Archive for the ‘gas prices’ Category

Gas Retailer Naughtiness?

Sunday, June 1st, 2008

Today’s Sunday Oregonian, addresses this complaint about misrepresentations regarding gas prices. The problem is the hidden credit card or ATM charge. What happens when a gas station posts its prices but fails to tell you–until after you make the purchase–that the price is higher if you pay with a credit card? Or when a gas station adds a courtesy charge or ATM charge without disclosing it at the pump?

Oregon’s Unlawful Trade Practices Act provides a means of addressing this death by a thousand paper cuts rip off. Individuals who succeed in proving an Unlawful Trade Practices Act claim can recover their or $200–whichever is higher–plus attorney fees.  There is even the possibility of seeking additional punitive damages if the practice is really bad. If the practice is wide-spread, consumers can actually pursue the matter as a class action to recover the monies illegally collected.

I’ve actually handled one of these cases before. It arose when Oregon ARCO stations charged an ATM fee. But they didn’t tell you until after you pumped the gas and then went inside to pay. The case, which was a class action, eventually settled.

They’re not big cases, but they’re important because they add up.  For consumers, gas price increases are a a huge economic issue. Another dollar or two as a surcharge is maybe only a little bit, or the equivalent of a paper cut. But consumers are being squeezed from all sides. That single little surcharge is just one more example of the fee-based ripoffs that make consumers poorer.  The charges add up in another way. When illegal charges are collected from many consumers, they add up as additional profits for the company that is violating the law. Not good.

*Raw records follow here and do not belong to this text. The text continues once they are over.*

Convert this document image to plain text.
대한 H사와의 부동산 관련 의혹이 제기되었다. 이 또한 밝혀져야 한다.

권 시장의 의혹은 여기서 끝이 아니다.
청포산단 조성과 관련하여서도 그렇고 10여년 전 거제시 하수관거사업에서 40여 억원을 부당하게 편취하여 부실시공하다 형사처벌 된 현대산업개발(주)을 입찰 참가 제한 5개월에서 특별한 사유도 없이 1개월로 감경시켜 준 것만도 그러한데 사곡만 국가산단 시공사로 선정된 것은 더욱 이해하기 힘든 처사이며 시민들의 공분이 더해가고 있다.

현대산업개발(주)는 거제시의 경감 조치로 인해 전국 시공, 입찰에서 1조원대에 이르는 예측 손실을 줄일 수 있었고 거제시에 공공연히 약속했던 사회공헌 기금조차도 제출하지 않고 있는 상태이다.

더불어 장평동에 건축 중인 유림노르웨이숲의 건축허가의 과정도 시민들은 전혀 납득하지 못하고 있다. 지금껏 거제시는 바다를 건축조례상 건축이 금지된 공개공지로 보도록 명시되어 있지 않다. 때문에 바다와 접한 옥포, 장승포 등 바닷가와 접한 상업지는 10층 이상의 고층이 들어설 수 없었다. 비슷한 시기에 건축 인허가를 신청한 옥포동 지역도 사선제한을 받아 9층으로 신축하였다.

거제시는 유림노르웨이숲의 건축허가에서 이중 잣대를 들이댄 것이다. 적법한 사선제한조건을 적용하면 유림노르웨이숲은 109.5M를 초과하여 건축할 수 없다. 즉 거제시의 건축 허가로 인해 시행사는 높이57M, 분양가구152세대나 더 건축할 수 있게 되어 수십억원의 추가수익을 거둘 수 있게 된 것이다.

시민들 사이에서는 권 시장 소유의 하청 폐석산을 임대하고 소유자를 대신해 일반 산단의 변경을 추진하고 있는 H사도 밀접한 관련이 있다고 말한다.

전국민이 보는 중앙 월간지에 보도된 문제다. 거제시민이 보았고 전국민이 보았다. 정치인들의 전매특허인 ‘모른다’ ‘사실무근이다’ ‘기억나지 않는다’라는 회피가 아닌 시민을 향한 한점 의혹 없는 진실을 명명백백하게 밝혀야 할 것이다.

Back to the article. It notes: “What’s unclear is whether gas stations are required to note on their marquee signs that there are two prices — one for cash, one for plastic. That once was a more common practice, but many gas station operators say they haven’t done so for years.”

I disagree. The Unlawful Trade Practices Act specifically prohibits misrepresentations about prices of goods. And a misrepresentation includes a failure to disclose information. So if a seller posts a gas price as $3.99 per gallon, and that price is a “cash only” price, it must say “cash only” or something like that, or it is risks violating the act.